BMI was not a barrier to care for recommended screenings and examinations among overweight and obese patients with diabetes, according to findings published in the American Journal of Managed Care.

“We found that those individuals who were overweight and obese were more likely than their healthy-weight counterparts to have the recommended screening tests and examinations performed but were less likely to have their glucose and BP controlled. Interestingly, we found the opposite for LDL [cholesterol] control, which increased with increasing BMI,” researchers wrote.

Patients with diabetes (n=164,721; mean age, 56.9 years; mean BMI, 32.4) were categorized as healthy-weight (12%), overweight (30%), obese class I (28%), II (17%) and III (14%), according to data.

Only 41% of the patients attained an HbA1c level of <7%, whereas 58% attained the LDL goal of <2.6 mmol/L, 82% reached the BP goal of <140 mm Hg/90 mm Hg, and 54% reached the BP goal of <130 mm Hg/80 mm Hg, according to data.
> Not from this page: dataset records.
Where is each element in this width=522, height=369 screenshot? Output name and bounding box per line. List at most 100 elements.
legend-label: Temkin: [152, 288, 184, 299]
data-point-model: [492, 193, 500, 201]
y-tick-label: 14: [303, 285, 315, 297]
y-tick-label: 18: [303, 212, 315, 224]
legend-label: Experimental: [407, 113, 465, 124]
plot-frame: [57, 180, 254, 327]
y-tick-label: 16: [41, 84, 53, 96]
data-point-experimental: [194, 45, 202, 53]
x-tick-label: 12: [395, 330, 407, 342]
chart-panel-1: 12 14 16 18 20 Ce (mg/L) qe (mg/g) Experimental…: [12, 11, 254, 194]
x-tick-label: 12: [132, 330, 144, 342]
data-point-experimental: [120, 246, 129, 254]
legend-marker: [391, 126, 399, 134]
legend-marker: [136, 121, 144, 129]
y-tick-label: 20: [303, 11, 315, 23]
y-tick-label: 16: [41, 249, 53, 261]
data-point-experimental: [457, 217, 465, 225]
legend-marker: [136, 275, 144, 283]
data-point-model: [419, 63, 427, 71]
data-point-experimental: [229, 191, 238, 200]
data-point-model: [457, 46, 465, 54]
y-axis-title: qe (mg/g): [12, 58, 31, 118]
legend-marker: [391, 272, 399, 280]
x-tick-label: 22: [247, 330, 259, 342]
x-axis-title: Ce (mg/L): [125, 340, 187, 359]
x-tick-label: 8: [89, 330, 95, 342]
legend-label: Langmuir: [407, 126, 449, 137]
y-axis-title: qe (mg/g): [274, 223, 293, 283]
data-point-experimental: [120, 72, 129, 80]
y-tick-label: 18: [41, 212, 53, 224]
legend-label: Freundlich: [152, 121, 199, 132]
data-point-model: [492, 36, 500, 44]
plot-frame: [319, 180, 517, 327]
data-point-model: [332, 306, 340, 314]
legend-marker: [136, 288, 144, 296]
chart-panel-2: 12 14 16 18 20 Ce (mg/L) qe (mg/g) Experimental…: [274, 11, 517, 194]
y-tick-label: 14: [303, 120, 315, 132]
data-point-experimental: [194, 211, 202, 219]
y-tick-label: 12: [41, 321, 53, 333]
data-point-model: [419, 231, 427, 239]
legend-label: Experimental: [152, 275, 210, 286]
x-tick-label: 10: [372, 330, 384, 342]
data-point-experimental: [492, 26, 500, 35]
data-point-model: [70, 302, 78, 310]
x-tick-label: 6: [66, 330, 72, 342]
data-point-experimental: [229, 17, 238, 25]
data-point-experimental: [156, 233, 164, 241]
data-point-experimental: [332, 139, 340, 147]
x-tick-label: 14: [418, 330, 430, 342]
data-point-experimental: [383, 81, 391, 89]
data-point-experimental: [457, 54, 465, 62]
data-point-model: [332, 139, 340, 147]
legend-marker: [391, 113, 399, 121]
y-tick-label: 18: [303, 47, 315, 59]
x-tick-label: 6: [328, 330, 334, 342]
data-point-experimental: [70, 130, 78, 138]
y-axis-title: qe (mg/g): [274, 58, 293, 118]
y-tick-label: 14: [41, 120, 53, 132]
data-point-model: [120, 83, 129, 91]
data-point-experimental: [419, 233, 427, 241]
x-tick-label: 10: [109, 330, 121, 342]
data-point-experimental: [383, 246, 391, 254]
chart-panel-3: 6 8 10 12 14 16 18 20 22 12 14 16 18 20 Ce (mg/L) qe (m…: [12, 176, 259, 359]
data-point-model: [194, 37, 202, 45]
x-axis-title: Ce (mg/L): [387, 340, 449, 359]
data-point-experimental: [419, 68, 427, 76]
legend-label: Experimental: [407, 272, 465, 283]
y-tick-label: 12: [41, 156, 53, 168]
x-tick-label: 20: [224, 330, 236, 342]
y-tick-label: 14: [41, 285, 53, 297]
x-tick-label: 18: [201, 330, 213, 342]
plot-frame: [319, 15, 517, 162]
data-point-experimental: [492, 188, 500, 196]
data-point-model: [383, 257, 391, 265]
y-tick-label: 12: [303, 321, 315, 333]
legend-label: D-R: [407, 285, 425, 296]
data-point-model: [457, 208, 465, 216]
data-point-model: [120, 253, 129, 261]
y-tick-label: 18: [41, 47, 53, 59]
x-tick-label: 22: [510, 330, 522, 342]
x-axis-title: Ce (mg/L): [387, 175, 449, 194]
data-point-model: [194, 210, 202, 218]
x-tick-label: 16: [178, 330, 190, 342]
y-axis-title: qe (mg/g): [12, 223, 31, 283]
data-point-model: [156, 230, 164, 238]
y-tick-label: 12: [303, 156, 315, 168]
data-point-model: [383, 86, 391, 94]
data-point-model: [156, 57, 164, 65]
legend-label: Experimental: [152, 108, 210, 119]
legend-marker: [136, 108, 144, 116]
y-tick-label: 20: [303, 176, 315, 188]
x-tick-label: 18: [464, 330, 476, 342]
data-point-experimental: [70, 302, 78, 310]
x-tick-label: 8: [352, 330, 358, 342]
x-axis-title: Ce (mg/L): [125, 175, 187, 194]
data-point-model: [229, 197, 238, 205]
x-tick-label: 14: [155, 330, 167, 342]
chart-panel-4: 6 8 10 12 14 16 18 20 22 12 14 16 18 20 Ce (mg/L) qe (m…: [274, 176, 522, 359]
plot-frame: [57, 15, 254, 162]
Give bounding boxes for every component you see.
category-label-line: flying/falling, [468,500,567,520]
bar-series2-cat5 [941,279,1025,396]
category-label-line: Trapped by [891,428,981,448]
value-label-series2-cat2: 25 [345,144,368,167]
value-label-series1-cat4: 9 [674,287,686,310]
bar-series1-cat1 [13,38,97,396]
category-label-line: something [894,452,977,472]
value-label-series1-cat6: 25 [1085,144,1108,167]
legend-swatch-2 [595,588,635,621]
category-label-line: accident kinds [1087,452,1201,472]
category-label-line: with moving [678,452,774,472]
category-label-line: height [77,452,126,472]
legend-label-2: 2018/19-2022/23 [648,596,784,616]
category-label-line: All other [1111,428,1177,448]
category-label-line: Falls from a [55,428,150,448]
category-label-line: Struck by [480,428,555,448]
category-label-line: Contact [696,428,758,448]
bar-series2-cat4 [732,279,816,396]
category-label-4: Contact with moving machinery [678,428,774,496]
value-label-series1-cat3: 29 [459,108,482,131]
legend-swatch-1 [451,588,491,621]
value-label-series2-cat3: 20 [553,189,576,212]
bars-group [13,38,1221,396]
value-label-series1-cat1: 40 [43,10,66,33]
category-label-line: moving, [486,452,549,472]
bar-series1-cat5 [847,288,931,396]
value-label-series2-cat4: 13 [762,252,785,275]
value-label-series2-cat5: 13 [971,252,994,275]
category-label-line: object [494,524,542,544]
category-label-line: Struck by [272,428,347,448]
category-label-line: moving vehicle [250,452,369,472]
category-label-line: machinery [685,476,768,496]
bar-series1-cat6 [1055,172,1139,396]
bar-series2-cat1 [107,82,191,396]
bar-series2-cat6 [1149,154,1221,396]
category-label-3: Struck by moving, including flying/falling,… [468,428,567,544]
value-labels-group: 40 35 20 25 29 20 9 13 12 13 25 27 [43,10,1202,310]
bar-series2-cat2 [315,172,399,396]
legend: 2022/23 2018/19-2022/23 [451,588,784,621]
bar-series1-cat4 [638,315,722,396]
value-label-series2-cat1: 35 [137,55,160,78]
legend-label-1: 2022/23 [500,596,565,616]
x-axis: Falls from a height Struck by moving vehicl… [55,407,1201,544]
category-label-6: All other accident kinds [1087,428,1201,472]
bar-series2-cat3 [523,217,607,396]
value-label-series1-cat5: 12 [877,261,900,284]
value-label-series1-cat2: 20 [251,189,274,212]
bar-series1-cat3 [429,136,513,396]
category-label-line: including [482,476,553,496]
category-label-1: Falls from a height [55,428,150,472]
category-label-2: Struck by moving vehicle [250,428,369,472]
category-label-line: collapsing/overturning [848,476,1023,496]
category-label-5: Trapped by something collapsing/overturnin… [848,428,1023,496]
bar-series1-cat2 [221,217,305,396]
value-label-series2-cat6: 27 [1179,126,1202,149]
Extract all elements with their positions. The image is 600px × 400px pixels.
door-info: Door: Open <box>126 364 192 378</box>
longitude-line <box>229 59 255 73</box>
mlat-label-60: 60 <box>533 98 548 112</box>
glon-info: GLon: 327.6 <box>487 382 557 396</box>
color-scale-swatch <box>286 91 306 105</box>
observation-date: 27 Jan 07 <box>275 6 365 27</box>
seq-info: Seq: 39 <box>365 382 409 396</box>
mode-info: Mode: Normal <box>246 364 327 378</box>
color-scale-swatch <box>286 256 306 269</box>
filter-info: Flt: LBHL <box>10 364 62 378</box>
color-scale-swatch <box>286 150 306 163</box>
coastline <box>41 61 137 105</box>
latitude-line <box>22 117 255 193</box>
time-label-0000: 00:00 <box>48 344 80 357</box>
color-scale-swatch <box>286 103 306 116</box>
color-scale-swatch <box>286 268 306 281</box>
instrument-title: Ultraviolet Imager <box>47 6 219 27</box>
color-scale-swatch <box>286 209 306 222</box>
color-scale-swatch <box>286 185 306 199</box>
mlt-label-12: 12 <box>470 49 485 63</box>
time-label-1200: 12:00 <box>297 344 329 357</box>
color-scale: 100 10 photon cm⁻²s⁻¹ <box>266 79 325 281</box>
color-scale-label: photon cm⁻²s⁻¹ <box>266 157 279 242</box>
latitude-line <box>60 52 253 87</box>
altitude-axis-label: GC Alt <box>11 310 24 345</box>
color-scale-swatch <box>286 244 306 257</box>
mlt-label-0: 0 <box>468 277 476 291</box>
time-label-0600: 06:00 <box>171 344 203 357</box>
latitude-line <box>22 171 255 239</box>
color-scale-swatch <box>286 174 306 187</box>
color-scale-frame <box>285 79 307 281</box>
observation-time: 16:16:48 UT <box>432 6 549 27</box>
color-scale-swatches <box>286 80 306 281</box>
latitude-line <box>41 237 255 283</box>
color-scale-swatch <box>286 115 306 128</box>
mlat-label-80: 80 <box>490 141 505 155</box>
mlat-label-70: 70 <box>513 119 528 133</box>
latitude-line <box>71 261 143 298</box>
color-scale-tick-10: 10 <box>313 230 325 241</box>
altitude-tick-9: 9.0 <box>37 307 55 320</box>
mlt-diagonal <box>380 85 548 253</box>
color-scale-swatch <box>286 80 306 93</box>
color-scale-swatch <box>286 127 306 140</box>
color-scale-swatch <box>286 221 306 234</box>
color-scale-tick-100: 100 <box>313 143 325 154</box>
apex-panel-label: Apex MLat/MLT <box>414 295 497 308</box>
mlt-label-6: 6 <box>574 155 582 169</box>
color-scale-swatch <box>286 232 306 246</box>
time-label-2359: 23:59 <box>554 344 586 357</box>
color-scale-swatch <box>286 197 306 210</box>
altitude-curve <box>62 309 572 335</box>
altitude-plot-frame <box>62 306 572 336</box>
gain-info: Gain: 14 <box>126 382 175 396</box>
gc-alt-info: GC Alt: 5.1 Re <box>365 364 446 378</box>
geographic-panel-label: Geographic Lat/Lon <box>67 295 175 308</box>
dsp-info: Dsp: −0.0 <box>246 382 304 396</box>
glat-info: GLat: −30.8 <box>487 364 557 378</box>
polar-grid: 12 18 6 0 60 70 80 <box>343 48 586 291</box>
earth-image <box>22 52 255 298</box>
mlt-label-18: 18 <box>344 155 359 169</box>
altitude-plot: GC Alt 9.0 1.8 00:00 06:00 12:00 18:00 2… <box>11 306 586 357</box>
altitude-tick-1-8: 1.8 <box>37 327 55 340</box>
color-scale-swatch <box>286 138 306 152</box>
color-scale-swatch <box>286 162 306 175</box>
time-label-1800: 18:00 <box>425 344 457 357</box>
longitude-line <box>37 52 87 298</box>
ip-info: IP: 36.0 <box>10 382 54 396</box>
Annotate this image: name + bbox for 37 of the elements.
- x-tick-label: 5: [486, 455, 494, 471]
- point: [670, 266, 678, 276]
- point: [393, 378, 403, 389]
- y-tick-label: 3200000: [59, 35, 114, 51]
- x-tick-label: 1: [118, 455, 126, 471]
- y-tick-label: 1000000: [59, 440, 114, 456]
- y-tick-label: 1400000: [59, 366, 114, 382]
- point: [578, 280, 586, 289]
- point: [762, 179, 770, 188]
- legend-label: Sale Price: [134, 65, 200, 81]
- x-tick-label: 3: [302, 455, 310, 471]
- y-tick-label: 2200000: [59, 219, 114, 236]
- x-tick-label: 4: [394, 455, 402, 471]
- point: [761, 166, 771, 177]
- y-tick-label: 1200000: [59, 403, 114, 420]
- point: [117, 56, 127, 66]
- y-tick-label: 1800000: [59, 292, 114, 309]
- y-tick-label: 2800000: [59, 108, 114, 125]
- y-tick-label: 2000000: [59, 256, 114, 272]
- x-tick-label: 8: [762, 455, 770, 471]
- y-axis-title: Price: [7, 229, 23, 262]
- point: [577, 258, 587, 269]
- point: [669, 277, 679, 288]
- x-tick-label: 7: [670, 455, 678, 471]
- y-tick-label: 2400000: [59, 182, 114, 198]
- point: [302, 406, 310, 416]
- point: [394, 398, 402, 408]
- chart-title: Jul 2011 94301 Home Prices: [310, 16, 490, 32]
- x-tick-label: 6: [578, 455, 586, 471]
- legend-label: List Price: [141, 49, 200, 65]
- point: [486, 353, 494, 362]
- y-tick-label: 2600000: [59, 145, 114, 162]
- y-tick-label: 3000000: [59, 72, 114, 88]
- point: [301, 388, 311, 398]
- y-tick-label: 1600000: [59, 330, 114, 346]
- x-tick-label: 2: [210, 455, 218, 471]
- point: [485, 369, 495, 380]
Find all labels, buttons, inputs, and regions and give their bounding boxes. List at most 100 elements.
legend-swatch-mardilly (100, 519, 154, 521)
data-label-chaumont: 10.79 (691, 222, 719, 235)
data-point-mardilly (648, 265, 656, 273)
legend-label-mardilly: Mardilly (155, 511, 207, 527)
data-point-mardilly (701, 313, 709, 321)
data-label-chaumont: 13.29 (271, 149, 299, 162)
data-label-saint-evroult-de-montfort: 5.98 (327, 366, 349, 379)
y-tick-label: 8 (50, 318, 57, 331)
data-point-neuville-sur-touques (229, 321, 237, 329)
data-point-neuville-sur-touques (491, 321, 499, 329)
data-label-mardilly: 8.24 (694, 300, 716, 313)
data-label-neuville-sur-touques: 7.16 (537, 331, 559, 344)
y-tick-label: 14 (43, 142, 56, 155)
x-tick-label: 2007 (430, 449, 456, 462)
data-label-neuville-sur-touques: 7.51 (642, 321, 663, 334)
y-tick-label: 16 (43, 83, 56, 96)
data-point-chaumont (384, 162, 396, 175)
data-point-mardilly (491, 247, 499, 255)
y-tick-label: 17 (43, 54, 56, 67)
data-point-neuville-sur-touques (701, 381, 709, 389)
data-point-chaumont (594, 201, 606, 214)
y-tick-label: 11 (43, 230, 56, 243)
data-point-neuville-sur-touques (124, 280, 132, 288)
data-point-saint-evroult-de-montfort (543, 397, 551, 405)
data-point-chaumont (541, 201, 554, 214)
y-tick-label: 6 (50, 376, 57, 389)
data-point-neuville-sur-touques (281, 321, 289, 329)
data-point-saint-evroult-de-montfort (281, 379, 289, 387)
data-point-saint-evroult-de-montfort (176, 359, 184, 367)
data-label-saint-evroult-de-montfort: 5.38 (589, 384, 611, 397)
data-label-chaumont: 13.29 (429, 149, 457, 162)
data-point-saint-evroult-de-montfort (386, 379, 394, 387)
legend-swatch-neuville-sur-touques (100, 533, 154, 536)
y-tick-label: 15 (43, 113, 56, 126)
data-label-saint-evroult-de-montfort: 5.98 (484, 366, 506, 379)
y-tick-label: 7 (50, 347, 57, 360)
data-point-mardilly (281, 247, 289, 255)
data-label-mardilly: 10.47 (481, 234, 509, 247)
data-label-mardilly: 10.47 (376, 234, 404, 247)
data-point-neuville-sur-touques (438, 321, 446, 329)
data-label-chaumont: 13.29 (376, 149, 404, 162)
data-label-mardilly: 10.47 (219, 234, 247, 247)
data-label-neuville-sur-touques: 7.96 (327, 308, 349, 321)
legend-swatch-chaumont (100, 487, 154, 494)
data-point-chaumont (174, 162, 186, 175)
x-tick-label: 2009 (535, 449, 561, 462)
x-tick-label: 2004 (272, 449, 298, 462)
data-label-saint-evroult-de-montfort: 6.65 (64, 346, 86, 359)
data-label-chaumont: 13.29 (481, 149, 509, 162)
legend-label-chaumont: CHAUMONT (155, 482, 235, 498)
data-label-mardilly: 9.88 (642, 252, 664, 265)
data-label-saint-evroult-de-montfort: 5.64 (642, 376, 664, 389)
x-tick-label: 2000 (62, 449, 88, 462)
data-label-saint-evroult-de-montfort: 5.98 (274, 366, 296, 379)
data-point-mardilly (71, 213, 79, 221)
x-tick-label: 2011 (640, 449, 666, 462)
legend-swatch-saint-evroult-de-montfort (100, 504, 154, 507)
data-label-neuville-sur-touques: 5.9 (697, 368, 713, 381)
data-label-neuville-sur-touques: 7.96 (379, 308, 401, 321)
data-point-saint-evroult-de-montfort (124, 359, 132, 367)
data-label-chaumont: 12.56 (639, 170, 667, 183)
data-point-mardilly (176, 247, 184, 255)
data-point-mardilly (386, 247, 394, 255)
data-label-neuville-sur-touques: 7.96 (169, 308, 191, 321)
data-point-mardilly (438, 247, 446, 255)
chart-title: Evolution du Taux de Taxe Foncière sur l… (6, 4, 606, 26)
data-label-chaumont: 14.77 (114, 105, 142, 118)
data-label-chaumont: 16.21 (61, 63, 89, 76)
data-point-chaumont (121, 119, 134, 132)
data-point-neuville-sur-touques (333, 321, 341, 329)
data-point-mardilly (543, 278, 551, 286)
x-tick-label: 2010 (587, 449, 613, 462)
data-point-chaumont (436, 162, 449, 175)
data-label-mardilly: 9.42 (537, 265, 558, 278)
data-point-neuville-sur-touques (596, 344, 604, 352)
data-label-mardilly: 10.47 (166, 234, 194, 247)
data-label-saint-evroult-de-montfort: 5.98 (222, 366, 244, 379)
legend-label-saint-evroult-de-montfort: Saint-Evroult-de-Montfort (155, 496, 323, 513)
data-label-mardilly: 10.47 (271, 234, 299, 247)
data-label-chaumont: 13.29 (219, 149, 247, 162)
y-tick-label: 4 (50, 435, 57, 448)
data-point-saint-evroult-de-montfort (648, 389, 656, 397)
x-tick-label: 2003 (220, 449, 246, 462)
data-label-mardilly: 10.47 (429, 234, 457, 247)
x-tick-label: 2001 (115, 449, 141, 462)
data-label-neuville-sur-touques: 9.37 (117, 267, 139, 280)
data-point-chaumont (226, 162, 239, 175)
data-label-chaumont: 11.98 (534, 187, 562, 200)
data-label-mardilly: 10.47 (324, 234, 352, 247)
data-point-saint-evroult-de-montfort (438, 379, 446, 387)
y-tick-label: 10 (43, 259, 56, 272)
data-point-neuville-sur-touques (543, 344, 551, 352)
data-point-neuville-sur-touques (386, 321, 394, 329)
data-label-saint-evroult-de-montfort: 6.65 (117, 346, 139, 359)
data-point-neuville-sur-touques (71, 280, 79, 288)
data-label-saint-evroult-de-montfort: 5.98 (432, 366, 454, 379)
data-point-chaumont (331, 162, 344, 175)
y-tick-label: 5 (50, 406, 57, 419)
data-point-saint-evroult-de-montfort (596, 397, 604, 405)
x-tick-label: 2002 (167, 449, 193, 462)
After adjustments for comorbidities, data indicated that overweight and obese patients were more likely to have all four screening measures (HbA1c, retinal examination, nephropathy screening, and lipid screening) compared with their healthy-weight controls.

However, the likelihood that a patient underwent a retinal examination did not consistently increase with increasing BMI (P=.441), researchers wrote. They attributed this result to the ophthalmologist being outside the patient’s normal routine of care.  

Overweight (OR=1.17; 95% CI, 1.08-1.27) and obese class I (OR=1.44; 95% CI, 1.32-1.57), II (OR=1.62; 95% CI, 1.48-1.78) and III (OR=1.84; 95% CI, 1.66-2.04) patients were more likely to be screened for nephropathy compared with healthy-weight controls (P<.0001), according to data.

Once adjustments were made, it appeared as though overweight and obese patients were less likely to have optimal glycemic control (HbA1c <7%) and BP control (<130 mm Hg/80 mm Hg) compared with healthy-weight controls.

Conversely, LDL control tended to increase across all BMI categories, with class III patients being more likely (OR=1.23; 95% CI, 1.17-1.29) to reach their goal compared with healthy-weight controls.

These data highlight the need for interventions to improve glycemic and blood pressure control among patients who are overweight and obese with diabetes, the researchers said.

Disclosure: The researchers report no relevant financial disclosures.